German politician (born 1957)

Gabriele Fograscher (born 6 May 1957 in Nördlingen) is a German politician and member of the Social Democratic Party of Germany (SPD).

== Early life and education ==
After completing her secondary education in 1974, Gabriele Fograscher trained as a home economics teacher, which she completed in 1978 with the state examination. In 1979, she passed the first teacher's examination at the State Institute for the Training of Specialist Teachers and, after completing a traineeship, also passed the second teacher's examination for the subjects of needlework and home economics in 1981. Since 1987, she has worked as an educator in the children's home Nördlingen of the Rummelsberger Anstalten.

Gabriele Fograscher is married and has two children.

== Political career ==
She was first elected to the German Bundestag in 1994. She was a full member of the Committee on Economic Cooperation and Development in the 13th Bundestag.
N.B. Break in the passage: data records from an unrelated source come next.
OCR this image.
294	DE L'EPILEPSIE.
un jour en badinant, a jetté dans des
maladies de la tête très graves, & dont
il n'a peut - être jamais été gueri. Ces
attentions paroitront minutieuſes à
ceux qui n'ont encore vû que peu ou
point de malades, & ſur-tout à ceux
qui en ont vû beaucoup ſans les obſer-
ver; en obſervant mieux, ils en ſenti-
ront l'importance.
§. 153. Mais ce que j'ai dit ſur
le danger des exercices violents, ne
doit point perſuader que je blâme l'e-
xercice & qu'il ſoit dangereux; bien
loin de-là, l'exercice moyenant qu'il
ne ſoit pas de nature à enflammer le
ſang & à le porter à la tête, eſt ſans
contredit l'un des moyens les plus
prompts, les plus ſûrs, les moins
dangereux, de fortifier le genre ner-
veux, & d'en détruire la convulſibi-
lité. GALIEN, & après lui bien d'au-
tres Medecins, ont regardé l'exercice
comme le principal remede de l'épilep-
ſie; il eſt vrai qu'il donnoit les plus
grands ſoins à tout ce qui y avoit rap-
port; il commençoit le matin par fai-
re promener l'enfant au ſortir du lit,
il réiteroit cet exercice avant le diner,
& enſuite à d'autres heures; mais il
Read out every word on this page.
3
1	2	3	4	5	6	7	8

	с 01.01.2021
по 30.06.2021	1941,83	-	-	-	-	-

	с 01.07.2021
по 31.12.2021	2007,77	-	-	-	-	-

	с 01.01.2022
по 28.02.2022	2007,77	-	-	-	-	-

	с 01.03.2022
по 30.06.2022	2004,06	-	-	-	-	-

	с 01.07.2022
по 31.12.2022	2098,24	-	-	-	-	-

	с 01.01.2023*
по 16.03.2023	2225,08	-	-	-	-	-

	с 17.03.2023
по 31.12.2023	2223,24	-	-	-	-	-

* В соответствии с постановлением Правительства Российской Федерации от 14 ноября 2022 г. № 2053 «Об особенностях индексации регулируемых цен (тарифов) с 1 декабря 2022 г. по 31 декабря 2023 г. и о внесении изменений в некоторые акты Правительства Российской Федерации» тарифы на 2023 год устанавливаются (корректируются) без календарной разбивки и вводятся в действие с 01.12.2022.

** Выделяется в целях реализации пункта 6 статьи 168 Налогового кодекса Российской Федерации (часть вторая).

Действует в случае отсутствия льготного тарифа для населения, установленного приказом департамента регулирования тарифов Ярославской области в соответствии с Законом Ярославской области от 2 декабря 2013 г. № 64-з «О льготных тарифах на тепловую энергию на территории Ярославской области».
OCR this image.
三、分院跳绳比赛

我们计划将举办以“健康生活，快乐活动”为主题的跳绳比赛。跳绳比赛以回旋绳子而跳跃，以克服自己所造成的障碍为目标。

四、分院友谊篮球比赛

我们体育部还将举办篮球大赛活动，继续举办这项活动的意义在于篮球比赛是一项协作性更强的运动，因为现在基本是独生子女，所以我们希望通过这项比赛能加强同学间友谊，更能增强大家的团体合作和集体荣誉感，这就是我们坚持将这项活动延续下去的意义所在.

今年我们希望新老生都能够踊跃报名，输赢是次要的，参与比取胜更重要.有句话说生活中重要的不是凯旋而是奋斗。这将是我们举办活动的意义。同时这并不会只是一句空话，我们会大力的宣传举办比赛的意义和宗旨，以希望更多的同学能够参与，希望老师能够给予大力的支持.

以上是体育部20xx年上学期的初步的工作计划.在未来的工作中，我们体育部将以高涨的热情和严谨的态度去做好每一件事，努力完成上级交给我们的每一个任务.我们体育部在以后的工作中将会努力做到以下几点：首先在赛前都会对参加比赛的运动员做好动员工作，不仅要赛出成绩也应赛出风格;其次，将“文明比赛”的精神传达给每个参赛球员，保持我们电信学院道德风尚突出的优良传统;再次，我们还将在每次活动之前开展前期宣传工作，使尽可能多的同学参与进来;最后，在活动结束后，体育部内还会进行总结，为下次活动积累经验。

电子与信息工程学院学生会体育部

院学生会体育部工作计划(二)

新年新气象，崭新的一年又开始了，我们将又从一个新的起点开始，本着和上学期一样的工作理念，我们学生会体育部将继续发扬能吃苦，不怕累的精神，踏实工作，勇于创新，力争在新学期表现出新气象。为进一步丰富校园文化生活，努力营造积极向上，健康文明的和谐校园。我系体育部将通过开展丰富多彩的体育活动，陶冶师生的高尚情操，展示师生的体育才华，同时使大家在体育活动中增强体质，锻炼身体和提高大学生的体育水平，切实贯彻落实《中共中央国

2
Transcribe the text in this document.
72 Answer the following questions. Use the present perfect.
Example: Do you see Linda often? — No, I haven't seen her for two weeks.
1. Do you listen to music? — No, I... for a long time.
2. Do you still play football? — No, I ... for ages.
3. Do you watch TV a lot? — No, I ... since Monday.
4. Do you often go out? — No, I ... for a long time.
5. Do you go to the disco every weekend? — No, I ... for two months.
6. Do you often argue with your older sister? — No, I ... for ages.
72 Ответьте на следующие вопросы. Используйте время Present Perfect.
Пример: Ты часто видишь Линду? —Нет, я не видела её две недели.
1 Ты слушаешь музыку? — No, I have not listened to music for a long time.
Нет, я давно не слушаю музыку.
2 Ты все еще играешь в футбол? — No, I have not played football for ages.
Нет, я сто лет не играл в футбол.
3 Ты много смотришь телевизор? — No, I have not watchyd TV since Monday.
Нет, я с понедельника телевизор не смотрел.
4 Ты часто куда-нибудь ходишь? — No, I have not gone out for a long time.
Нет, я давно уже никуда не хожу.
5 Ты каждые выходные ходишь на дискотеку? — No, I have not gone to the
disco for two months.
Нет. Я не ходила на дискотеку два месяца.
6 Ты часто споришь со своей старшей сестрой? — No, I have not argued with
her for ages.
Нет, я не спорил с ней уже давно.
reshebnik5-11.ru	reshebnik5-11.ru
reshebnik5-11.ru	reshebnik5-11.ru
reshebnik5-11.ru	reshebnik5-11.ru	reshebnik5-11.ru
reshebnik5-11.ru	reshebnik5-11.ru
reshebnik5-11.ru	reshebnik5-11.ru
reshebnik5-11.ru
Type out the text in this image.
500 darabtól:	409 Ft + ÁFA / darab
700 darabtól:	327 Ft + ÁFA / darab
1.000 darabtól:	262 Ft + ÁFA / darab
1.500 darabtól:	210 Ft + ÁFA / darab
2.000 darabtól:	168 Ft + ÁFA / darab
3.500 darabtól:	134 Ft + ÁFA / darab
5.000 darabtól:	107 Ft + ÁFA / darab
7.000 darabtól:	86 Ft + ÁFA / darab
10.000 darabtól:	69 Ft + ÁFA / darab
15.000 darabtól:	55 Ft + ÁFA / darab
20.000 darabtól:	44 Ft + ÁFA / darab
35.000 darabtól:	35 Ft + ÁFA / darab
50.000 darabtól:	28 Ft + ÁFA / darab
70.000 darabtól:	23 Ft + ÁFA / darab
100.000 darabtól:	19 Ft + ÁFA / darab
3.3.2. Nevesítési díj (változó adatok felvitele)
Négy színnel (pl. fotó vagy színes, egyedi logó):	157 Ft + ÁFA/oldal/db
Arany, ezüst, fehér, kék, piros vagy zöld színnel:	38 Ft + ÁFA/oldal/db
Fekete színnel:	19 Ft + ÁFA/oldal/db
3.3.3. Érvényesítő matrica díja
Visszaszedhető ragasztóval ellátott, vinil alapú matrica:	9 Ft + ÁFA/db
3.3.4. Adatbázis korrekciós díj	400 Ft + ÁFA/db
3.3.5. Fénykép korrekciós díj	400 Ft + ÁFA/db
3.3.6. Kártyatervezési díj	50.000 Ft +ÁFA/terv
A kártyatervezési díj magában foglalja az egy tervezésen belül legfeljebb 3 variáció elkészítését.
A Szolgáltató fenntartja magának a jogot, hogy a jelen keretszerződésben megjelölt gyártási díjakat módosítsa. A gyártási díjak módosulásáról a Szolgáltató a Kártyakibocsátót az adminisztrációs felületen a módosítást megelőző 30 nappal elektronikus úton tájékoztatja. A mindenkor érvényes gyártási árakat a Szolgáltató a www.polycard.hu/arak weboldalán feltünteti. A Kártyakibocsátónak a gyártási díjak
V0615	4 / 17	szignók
From the 14th Bundestag was a full member of the Interior Committee. From November 2005, she was deputy spokeswoman for the SPD parliamentary group's working group on the interior, and from February 2006, spokeswoman for the working group on right-wing extremism. From October 2007, she is also a member of the executive committee of the SPD parliamentary group. In January 2014, her parliamentary group successfully proposed her for the Parliamentary Oversight Panel. She was also a member of the panel under Article 13(6) of the Basic Law and the panel under Section 23c(8) of the Customs Investigation Service Act and a deputy member of the Elections Committee.

Gabriele Fograscher always entered the Bundestag via the Bavarian state list. Her constituency was Donau-Ries. She declared that she would not run again in the 2017 Bundestag election.

She is a member of the advisory board of the Alliance for Democracy and Tolerance (German: Bündnis für Demokratie und Toleranz).